The Wisdom of Crowds
James Surowiecki zeigt mit seinem New York Time Business Bestseller, welche Macht in der Weisheit der Massen steckt, wenn man in der Lage ist diese zu nutzen.
The fundamental truth about expertise is that it is spectacularly narrow. More important, there is no real evidence that one can become expert in something as board as “decision making” or “policy” or “strategy”. And as much of what we’ve seen so far suggests, that a large group of diverse individuals will come up with better and more robust forecasts and make more intelligent decisions than ever the most killed “decision maker”.
You can be biased and irrational, but as long you’re independent, you won’t make the group any dumber.

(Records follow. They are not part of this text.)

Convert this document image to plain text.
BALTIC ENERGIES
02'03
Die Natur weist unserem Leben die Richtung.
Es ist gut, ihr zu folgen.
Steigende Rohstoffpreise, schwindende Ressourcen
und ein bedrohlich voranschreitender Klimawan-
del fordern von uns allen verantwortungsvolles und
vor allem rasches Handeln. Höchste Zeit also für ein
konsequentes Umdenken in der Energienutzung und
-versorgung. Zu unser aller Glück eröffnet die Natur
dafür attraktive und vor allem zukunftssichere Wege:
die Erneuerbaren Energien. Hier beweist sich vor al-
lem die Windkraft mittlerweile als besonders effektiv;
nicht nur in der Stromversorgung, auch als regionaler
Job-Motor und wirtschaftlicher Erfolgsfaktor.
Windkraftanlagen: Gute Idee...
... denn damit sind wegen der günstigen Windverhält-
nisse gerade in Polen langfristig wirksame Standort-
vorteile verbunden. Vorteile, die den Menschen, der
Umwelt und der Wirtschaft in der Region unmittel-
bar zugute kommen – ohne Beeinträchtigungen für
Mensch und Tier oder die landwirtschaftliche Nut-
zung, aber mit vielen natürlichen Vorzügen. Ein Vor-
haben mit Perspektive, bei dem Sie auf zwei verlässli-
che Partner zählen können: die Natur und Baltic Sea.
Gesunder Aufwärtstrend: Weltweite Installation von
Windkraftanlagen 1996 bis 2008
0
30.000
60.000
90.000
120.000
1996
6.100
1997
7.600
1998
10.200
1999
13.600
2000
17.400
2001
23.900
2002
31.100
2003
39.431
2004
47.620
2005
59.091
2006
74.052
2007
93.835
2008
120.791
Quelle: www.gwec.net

If you want to improve an organization’s or an economy’s decision making , one of the best things you can do in make sure, as much as possible, that decisions are made simultaneously (or close to it) rather than one after the other. One key to successful group decision is getting people to pay muss less attention to what everyone else is saying. The group’s collective judgement became, not surprisingly, significantly more accurate than the judgements of the cascading (Almerood: e.g. top-down) groups.
Decentralization’s great weakness is that there’s no guarantee that valuable information which is uncovered in one part of the system will find its way through the rest of the system.
Groups are only smart when there is a balance between the information that everyone in the group shares and the information that each members of the group holds privately. The combination is what keeps the group wise.
The decisions that democracies make may not demonstrate the wisdom of the crowd. The decision to make them democratically does.
Mein Lieblingssatz: “Showing the flaws in other people’s work is one way to make a name for yourself” – wer hat sowas noch nicht erlebt?